Pourquoi identifier et localiser les pôles générateurs de déplacements ?

Les pôles générateurs de déplacements n’épuisent pas les choix de destinations, et encore moins la question de la mobilité : certaines activités ne répondent pas à une logique de concentration (rendre visite à ses proches, faire une balade, travailler en dehors d’un pôle, etc), et certains territoires sont faiblement polarisés. Néanmoins, ils structurent fortement les besoins de déplacements.

Dans la phase de diagnostic, il est donc nécessaire de les identifier et de les localiser.
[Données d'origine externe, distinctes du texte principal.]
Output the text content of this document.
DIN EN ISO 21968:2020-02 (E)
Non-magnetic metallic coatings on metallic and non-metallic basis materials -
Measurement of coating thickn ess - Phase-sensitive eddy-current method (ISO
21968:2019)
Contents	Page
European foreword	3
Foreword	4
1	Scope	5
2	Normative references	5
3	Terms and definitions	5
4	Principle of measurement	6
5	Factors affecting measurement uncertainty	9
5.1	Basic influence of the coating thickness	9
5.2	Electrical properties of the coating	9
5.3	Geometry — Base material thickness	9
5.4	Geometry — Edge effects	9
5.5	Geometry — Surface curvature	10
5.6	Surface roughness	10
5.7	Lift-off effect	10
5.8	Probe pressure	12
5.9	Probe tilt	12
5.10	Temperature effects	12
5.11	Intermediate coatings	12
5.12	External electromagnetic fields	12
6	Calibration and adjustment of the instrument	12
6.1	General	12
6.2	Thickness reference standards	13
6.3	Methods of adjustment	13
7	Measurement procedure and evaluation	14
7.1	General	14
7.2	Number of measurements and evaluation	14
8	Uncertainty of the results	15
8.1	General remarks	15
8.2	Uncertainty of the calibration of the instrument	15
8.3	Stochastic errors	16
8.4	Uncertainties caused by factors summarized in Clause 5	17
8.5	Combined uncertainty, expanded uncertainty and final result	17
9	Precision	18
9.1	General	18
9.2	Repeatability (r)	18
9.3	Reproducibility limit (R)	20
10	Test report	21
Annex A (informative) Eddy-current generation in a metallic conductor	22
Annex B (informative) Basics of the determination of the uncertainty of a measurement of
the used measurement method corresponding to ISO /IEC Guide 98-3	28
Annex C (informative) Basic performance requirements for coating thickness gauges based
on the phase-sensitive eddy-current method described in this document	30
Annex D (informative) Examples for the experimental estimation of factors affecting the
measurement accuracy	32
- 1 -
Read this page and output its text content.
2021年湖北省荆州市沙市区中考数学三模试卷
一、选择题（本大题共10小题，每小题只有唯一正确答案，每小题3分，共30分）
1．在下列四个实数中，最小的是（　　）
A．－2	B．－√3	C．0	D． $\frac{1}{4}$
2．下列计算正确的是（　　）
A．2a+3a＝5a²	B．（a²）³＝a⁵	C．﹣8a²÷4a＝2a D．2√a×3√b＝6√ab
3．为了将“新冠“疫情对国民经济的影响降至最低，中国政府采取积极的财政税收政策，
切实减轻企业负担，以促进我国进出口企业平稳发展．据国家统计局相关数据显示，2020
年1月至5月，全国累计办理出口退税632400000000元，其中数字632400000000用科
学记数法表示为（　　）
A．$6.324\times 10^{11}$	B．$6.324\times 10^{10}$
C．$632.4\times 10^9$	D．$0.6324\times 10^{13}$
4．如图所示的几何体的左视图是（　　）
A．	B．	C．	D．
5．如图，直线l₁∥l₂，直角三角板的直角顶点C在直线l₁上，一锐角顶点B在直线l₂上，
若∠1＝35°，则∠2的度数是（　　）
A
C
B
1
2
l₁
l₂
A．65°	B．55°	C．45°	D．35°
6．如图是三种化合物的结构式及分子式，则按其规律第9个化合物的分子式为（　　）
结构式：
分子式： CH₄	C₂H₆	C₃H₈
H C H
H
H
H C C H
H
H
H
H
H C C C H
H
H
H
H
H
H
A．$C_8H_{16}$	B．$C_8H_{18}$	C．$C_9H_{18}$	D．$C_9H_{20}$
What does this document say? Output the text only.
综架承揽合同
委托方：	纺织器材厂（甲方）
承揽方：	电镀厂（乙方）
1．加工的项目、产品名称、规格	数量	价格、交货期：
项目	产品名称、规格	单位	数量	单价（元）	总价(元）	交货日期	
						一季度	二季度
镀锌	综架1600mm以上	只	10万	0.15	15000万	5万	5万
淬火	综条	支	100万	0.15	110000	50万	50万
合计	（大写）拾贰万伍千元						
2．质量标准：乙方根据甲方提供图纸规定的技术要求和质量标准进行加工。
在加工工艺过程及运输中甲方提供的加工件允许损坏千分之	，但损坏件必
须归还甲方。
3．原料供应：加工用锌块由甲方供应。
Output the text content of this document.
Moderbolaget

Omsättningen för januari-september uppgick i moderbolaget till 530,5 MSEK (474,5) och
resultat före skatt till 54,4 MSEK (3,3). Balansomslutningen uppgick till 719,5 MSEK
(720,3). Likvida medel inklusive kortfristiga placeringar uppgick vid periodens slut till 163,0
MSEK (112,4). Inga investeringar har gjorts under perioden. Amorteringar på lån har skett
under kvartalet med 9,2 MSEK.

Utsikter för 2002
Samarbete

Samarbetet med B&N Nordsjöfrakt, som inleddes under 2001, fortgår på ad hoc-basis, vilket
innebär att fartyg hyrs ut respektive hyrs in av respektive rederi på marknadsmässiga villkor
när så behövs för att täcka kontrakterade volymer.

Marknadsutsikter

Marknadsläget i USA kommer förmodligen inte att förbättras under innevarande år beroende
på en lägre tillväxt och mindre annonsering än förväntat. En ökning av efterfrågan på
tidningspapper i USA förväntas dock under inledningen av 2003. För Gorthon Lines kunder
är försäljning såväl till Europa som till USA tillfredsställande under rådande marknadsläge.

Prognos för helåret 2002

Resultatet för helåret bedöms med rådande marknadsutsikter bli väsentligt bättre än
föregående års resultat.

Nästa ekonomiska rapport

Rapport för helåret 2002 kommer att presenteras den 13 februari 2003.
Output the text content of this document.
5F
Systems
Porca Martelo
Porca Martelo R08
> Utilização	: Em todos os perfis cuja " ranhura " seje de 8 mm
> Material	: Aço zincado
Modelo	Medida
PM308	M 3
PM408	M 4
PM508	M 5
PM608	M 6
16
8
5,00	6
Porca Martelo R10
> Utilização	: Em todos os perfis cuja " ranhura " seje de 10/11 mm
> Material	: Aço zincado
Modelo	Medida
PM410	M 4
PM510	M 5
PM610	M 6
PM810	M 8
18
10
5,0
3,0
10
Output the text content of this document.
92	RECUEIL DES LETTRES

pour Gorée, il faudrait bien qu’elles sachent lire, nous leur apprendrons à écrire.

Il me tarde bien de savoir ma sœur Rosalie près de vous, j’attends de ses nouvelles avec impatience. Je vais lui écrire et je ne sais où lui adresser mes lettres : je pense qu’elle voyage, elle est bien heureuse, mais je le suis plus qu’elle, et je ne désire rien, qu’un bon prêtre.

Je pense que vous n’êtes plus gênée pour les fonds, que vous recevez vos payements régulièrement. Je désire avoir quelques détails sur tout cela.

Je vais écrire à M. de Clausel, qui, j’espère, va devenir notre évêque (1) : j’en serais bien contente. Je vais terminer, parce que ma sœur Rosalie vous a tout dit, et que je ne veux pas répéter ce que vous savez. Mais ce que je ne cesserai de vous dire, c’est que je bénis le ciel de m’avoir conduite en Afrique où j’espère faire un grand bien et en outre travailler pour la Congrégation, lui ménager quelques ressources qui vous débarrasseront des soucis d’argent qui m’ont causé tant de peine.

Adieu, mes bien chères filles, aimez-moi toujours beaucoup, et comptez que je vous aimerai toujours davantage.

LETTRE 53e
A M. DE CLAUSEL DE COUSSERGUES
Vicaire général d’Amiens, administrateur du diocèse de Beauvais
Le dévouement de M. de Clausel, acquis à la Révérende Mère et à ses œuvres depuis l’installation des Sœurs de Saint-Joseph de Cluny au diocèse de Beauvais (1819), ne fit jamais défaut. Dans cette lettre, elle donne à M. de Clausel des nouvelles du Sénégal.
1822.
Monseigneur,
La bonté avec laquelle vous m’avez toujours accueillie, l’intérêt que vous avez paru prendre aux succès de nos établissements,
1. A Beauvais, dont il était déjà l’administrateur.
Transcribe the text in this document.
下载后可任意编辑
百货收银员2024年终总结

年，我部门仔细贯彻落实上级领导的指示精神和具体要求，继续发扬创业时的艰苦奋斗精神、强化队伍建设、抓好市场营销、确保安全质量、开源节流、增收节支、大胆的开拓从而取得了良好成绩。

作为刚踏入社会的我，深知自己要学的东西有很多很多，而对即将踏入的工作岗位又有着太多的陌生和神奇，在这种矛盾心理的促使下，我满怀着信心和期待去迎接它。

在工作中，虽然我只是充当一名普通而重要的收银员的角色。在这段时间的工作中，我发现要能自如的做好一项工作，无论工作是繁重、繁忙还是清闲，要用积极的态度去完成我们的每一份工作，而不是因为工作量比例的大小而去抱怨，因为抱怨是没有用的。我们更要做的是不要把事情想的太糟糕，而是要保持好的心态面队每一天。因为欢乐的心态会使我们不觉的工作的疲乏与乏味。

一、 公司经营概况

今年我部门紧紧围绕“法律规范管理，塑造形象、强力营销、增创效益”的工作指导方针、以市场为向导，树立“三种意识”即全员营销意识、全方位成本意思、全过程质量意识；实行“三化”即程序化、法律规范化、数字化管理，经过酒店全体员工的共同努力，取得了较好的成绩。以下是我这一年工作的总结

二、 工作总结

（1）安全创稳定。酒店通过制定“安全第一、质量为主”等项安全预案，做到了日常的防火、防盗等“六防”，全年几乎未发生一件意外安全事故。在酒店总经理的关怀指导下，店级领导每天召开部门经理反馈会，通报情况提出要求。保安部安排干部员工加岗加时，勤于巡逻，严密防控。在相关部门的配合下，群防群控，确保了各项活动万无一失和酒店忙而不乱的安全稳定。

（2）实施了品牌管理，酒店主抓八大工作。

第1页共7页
Cela permet de comprendre comment se structurent les pratiques de déplacements, et d’ajuster l’organisation des services de mobilités et les actions destinées à faciliter l’accessibilité de ces pôles par tous les moyens de déplacements. La réponse aux enjeux d’accessibilité des pôles concerne les politiques de transports en commun, de desserte, de stationnement, d’intermodalité, de report modal, d'accompagnement, etc.